2. "This is essentially a sequence (or image) labeling task, where the sequence is the current state of the chessboard, and each square competes to be labeled as the From or To square."
3. "This is essentially a sequence-to-sequence (or image-to-sequence) task, where the input sequence is the current state of the board, and the output sequence is a string of half-moves that will likely occur on the board from that point onwards."
4. "This is essentially a sequence (or image) labeling task, where the sequence is the current state of the chessboard, and each square competes to be labeled as the From or To square."
Thank you, this is very helpful. I was definitely misinterpreting those results! (I thought they were "normal" LLMs)
There are a few other experiments where people I THINK are training normal-ish LLMs with small numbers of parameters and still getting pretty decent results?
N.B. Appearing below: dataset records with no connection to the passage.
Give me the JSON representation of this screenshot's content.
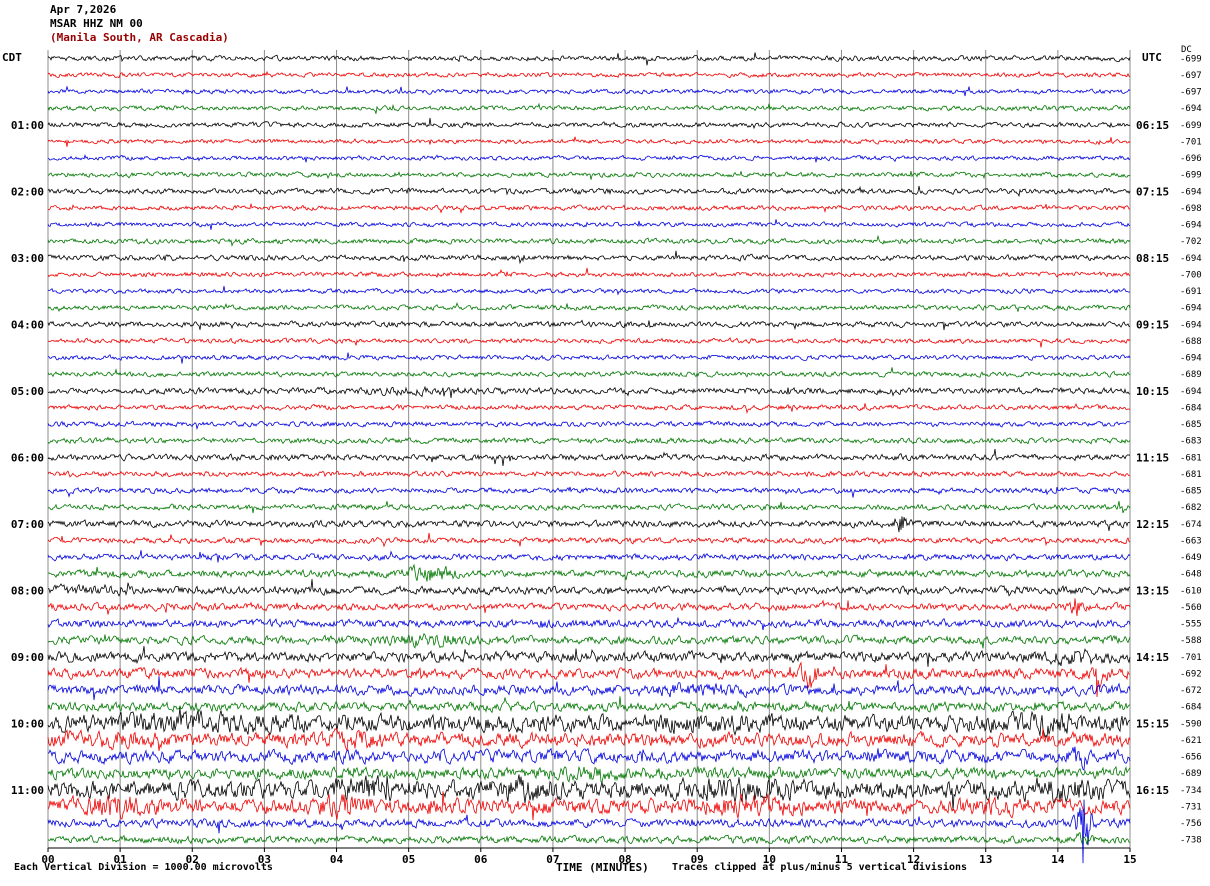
{
  "header": {
    "date": "Apr 7,2026",
    "station": "MSAR HHZ NM 00",
    "location": "(Manila South, AR Cascadia)"
  },
  "corner": {
    "left_tz": "CDT",
    "right_tz": "UTC",
    "dc_header": "DC"
  },
  "x_axis": {
    "ticks": [
      "00",
      "01",
      "02",
      "03",
      "04",
      "05",
      "06",
      "07",
      "08",
      "09",
      "10",
      "11",
      "12",
      "13",
      "14",
      "15"
    ],
    "title": "TIME (MINUTES)"
  },
  "footer": {
    "left": "Each Vertical Division = 1000.00 microvolts",
    "right": "Traces clipped at plus/minus 5 vertical divisions"
  },
  "palette": {
    "trace_cycle": [
      "#000000",
      "#ee0000",
      "#0000dd",
      "#007700"
    ],
    "grid": "#8c8c8c",
    "axis": "#000000",
    "location_text": "#990000",
    "text": "#000000"
  },
  "chart_data": {
    "type": "line",
    "subtype": "helicorder-seismogram",
    "title": "MSAR HHZ NM 00 — Apr 7,2026",
    "xlabel": "TIME (MINUTES)",
    "x_range_minutes": [
      0,
      15
    ],
    "minutes_per_row": 15,
    "rows_count": 48,
    "color_cycle_order": [
      "black",
      "red",
      "blue",
      "green"
    ],
    "left_time_labels": [
      {
        "row": 4,
        "label": "01:00"
      },
      {
        "row": 8,
        "label": "02:00"
      },
      {
        "row": 12,
        "label": "03:00"
      },
      {
        "row": 16,
        "label": "04:00"
      },
      {
        "row": 20,
        "label": "05:00"
      },
      {
        "row": 24,
        "label": "06:00"
      },
      {
        "row": 28,
        "label": "07:00"
      },
      {
        "row": 32,
        "label": "08:00"
      },
      {
        "row": 36,
        "label": "09:00"
      },
      {
        "row": 40,
        "label": "10:00"
      },
      {
        "row": 44,
        "label": "11:00"
      }
    ],
    "right_time_labels": [
      {
        "row": 4,
        "label": "06:15"
      },
      {
        "row": 8,
        "label": "07:15"
      },
      {
        "row": 12,
        "label": "08:15"
      },
      {
        "row": 16,
        "label": "09:15"
      },
      {
        "row": 20,
        "label": "10:15"
      },
      {
        "row": 24,
        "label": "11:15"
      },
      {
        "row": 28,
        "label": "12:15"
      },
      {
        "row": 32,
        "label": "13:15"
      },
      {
        "row": 36,
        "label": "14:15"
      },
      {
        "row": 40,
        "label": "15:15"
      },
      {
        "row": 44,
        "label": "16:15"
      }
    ],
    "rows": [
      {
        "dc": -699,
        "amp": 1.8,
        "bursts": []
      },
      {
        "dc": -697,
        "amp": 1.6,
        "bursts": []
      },
      {
        "dc": -697,
        "amp": 1.6,
        "bursts": []
      },
      {
        "dc": -694,
        "amp": 1.7,
        "bursts": []
      },
      {
        "dc": -699,
        "amp": 1.8,
        "bursts": []
      },
      {
        "dc": -701,
        "amp": 1.6,
        "bursts": []
      },
      {
        "dc": -696,
        "amp": 1.6,
        "bursts": []
      },
      {
        "dc": -699,
        "amp": 1.7,
        "bursts": []
      },
      {
        "dc": -694,
        "amp": 1.9,
        "bursts": []
      },
      {
        "dc": -698,
        "amp": 1.7,
        "bursts": []
      },
      {
        "dc": -694,
        "amp": 1.6,
        "bursts": []
      },
      {
        "dc": -702,
        "amp": 1.8,
        "bursts": []
      },
      {
        "dc": -694,
        "amp": 2.0,
        "bursts": []
      },
      {
        "dc": -700,
        "amp": 1.7,
        "bursts": []
      },
      {
        "dc": -691,
        "amp": 1.6,
        "bursts": []
      },
      {
        "dc": -694,
        "amp": 1.8,
        "bursts": []
      },
      {
        "dc": -694,
        "amp": 2.0,
        "bursts": []
      },
      {
        "dc": -688,
        "amp": 1.7,
        "bursts": []
      },
      {
        "dc": -694,
        "amp": 1.7,
        "bursts": []
      },
      {
        "dc": -689,
        "amp": 1.8,
        "bursts": []
      },
      {
        "dc": -694,
        "amp": 2.2,
        "bursts": [
          [
            5.0,
            0.6,
            0.5
          ]
        ]
      },
      {
        "dc": -684,
        "amp": 1.8,
        "bursts": []
      },
      {
        "dc": -685,
        "amp": 1.8,
        "bursts": []
      },
      {
        "dc": -683,
        "amp": 1.9,
        "bursts": []
      },
      {
        "dc": -681,
        "amp": 2.2,
        "bursts": []
      },
      {
        "dc": -681,
        "amp": 1.9,
        "bursts": []
      },
      {
        "dc": -685,
        "amp": 1.9,
        "bursts": []
      },
      {
        "dc": -682,
        "amp": 2.0,
        "bursts": []
      },
      {
        "dc": -674,
        "amp": 2.4,
        "bursts": [
          [
            11.8,
            0.07,
            3.5
          ]
        ]
      },
      {
        "dc": -663,
        "amp": 2.0,
        "bursts": []
      },
      {
        "dc": -649,
        "amp": 2.2,
        "bursts": []
      },
      {
        "dc": -648,
        "amp": 2.6,
        "bursts": [
          [
            5.3,
            0.25,
            2.0
          ]
        ]
      },
      {
        "dc": -610,
        "amp": 2.8,
        "bursts": [
          [
            0.5,
            0.5,
            0.6
          ]
        ]
      },
      {
        "dc": -560,
        "amp": 2.6,
        "bursts": [
          [
            14.25,
            0.05,
            3.0
          ]
        ]
      },
      {
        "dc": -555,
        "amp": 2.8,
        "bursts": []
      },
      {
        "dc": -588,
        "amp": 3.0,
        "bursts": [
          [
            5.3,
            0.4,
            0.8
          ]
        ]
      },
      {
        "dc": -701,
        "amp": 3.6,
        "bursts": [
          [
            14.3,
            0.3,
            1.0
          ]
        ]
      },
      {
        "dc": -692,
        "amp": 3.6,
        "bursts": [
          [
            10.55,
            0.07,
            3.0
          ],
          [
            14.6,
            0.1,
            1.2
          ]
        ]
      },
      {
        "dc": -672,
        "amp": 3.6,
        "bursts": [
          [
            9.0,
            0.5,
            0.6
          ]
        ]
      },
      {
        "dc": -684,
        "amp": 3.4,
        "bursts": []
      },
      {
        "dc": -590,
        "amp": 6.0,
        "bursts": [
          [
            2.0,
            0.8,
            0.4
          ],
          [
            9.3,
            0.5,
            0.4
          ],
          [
            13.8,
            0.4,
            0.5
          ]
        ]
      },
      {
        "dc": -621,
        "amp": 5.0,
        "bursts": [
          [
            0.9,
            0.4,
            0.6
          ],
          [
            4.2,
            0.3,
            0.5
          ]
        ]
      },
      {
        "dc": -656,
        "amp": 4.5,
        "bursts": [
          [
            14.3,
            0.1,
            1.2
          ]
        ]
      },
      {
        "dc": -689,
        "amp": 4.0,
        "bursts": [
          [
            7.5,
            0.4,
            0.5
          ]
        ]
      },
      {
        "dc": -734,
        "amp": 6.5,
        "bursts": [
          [
            4.4,
            0.3,
            0.6
          ],
          [
            6.6,
            0.3,
            0.6
          ],
          [
            9.6,
            0.5,
            0.5
          ],
          [
            14.0,
            0.3,
            0.6
          ]
        ]
      },
      {
        "dc": -731,
        "amp": 5.5,
        "bursts": [
          [
            0.9,
            0.3,
            0.8
          ],
          [
            4.1,
            0.25,
            0.7
          ],
          [
            9.7,
            0.4,
            0.7
          ],
          [
            13.2,
            0.2,
            0.6
          ]
        ]
      },
      {
        "dc": -756,
        "amp": 3.0,
        "bursts": [
          [
            14.35,
            0.06,
            13.0
          ]
        ]
      },
      {
        "dc": -738,
        "amp": 2.6,
        "bursts": [
          [
            14.35,
            0.08,
            1.5
          ]
        ]
      }
    ]
  }
}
E.g.
https://adamkarvonen.github.io/machine_learning/2024/01/03/chess-world-models.html
Any thoughts on that?
p.s. In fairness to LLMs, I should also add that my critique boils down to "I don't believe that LLMs are any good at things LLMs were not designed to be good at, and I will be really impressed if it turns out that they are unexpectedly are" :-)
I will definitely take a look later. Right now I have to go and hate-watch a soccer game while doing the ironing, just to prove I am still capable of feats no AI can match.
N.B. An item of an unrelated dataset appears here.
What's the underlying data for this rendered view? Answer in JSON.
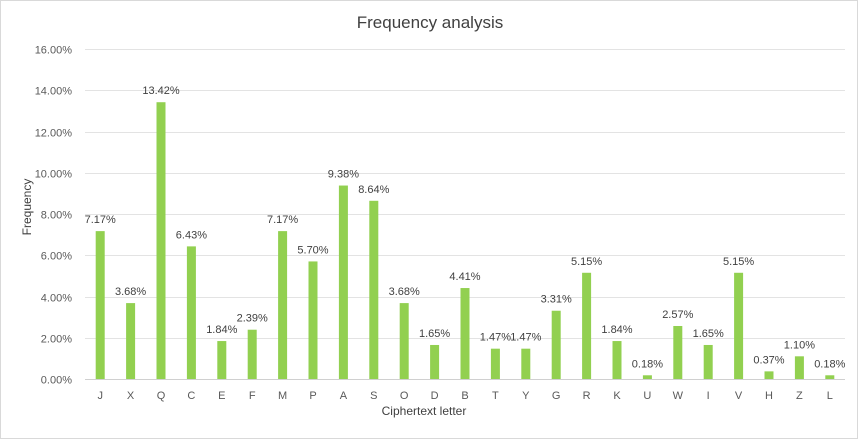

everyone missing the real reason for 3.5's surprising performance: an openai employee was working on it in public a while ago, doing finetuning with collected data. obvious next step would've been to throw it into the SFT data pile
https://twitter.com/willdepue/status/1746384311081930790
My read of that tweet is that you can do fine-tuning on 3.5 after being tuned for chatting, and then 100 examples raise 3.5 in chat mode to the performance of 3.5-instruct. This is definitely helpful information, but it doesn't look like the fine tuning improves over instruct?